Artist's impression of the new Brent Cross. Image: Hammerson.

I’ve ranted before about the horror of naming stations after the lines that they’re served by (screw you, City Thameslink). So, keeping things in perspective as ever, I’ve been quietly dreading the opening of the proposed new station in north London which has been going by the name of Brent Cross Thameslink.

I’ve been cheered, then, by the news that station wouldn’t be called that at all, but will instead go by the much better name Brent Cross West. It’s hardly the cancellation of Brexit, I’ll grant, but in 2017 I’ll take my relief wherever I can find it.

Some background on this. When the Brent Cross shopping centre opened besides the A406 North Circular Road in 1976, it was only the third large shopping mall to arrive in Britain, and the first in London. (The Elephant & Castle one was earlier, but smaller.) Four decades later, though, it’s decidedly titchy compared to newer, shinier malls such as those thrown up by Westfield – so for some years now, its owners, Hammerson, have wanted to extend the place.

That, through the vagaries of the planning process, got folded into a much bigger regeneration scheme, known as Brent Cross Cricklewood (because, basically, it extends that far). A new bigger shopping centre will be connected, via a green bridge over the A406, to another site to the south. There you’ll find a whole new town centre, 200 more shops, four parks, 4m square feet of offices space and 7,500 homes.

This is all obviously tremendously exciting, if you’re into shops and homes and offices and not into depressing, car-based industrial wastelands, which is what the area largely consists of at the moment.

The Brent Cross site. Image: Google.

One element of the new development is the new station, which’ll sit between Hendon and Cricklewood on the Thameslink route. New stations are almost as exciting as new shops/homes/offices, so on balance I'm pro.

What I’ve not been pro is the name. For a long time, the proposed station has been colloquially referred to as Brent Cross Thameslink, which annoys me for two reasons:

1) Route names make rubbish modifiers because what if the route name changes? And:

2) It’s confusing, because it’s nearly a mile from Brent Cross tube station. West Hampstead Thameslink (euch), by contrast, is right next to West Hampstead tube.

Various other names have been proposed for the station. In one newsletter, it was Brent Cross Parkway; on Wikipedia, it’s currently Brent Cross South, apparently through confusion about the name of the new town centre development.

This week, though, Barnet council quietly confirmed it’d be Brent Cross West:

Whilst the marketing and branding of BXS needs to be developed further, all parties agree that the station name should build upon the Brent Cross identity already established. Given the station is located to the west of Brent Cross, it is considered that the station should be named Brent Cross West. Network Rail have confirmed that this name is acceptable for operational purposes. Consequently, the Committee is asked to approve that the new station be named Brent Cross West.

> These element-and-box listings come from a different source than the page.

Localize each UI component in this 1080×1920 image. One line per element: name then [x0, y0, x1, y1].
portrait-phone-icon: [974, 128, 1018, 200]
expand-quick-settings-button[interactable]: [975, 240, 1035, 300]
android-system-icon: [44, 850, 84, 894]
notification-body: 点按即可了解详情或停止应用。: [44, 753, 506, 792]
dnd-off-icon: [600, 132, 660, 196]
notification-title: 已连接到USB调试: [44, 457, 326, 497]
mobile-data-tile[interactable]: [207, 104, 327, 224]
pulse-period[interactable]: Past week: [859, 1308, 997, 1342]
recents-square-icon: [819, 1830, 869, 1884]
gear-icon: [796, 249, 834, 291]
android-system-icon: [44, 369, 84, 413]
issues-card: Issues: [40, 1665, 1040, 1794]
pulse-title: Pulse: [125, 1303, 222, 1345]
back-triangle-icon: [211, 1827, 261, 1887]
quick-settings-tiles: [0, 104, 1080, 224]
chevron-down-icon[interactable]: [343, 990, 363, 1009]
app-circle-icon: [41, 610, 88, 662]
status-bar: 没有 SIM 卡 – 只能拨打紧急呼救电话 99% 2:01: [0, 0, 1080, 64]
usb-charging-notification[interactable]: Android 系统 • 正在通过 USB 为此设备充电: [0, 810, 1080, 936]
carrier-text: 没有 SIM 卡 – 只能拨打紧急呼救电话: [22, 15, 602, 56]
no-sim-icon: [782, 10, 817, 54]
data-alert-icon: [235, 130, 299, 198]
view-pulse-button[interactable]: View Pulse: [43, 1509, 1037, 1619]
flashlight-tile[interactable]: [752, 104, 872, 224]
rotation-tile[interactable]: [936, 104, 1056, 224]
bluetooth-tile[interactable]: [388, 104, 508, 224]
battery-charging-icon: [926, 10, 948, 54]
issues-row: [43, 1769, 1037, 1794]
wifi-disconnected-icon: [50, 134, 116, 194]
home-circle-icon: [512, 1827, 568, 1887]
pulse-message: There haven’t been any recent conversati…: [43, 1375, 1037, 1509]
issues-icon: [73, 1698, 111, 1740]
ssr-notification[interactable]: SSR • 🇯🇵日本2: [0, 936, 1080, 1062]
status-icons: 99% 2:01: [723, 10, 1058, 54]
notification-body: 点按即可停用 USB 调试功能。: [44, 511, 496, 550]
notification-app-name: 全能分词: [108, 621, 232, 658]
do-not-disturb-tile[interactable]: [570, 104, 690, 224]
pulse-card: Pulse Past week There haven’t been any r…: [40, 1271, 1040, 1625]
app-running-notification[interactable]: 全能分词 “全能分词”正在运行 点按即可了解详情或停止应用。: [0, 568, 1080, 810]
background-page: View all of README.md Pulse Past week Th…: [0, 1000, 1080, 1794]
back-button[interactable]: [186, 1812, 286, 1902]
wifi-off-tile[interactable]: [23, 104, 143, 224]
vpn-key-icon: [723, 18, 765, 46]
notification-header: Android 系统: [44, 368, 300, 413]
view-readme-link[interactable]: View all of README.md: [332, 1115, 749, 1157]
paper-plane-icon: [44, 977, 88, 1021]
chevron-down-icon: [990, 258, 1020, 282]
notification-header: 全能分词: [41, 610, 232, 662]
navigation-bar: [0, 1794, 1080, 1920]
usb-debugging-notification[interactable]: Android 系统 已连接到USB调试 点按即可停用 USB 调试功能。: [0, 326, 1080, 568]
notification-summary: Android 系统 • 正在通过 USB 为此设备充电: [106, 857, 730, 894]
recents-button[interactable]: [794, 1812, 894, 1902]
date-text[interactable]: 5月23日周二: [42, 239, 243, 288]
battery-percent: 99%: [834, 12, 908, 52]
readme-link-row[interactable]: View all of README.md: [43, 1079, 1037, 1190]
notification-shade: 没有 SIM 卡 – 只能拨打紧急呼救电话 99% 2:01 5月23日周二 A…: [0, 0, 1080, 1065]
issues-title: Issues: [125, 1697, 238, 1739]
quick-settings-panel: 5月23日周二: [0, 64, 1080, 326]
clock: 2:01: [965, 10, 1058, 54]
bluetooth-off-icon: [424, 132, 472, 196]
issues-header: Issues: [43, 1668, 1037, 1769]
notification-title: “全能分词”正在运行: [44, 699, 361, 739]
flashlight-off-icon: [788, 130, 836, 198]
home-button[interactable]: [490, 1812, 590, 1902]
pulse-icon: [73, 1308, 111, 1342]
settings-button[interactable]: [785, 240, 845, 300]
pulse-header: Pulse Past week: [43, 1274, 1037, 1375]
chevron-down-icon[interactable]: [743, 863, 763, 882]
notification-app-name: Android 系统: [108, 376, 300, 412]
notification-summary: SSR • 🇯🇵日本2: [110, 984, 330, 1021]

Where the new station will appear on the map, marked by a silly red arrow. Image: TfL.

That will introduce another irritating anomaly to the map, giving the impression that the existing Brent Cross station is somehow more central than the new one, when in fact they’re either side of the development. And so:

Consideration has also been given as to whether to pursue a name change for the tube station from “Brent Cross” to “Brent Cross East”.

Which would sort of make sense, wouldn’t it? But alas:

However owing to the very high cost of changing maps and signage London-wide this is not currently being pursued.

This is probably for the best. Only a handful of tube stations have been renamed since 1950: the last was Shepherd’s Bush Market, which was until 2008 was simply Shepherd's Bush, despite being quite a long way from the Shepherd's Bush station on the Central line. That, to me, suggests that one of the two Bethnal Green stations might be a more plausible candidate for an early rename.


At any rate: it seems unlikely that TfL will be renaming its Brent Cross station to encourage more people to use the new national rail one any time soon. But at least it won’t be Brent Cross Thameslink.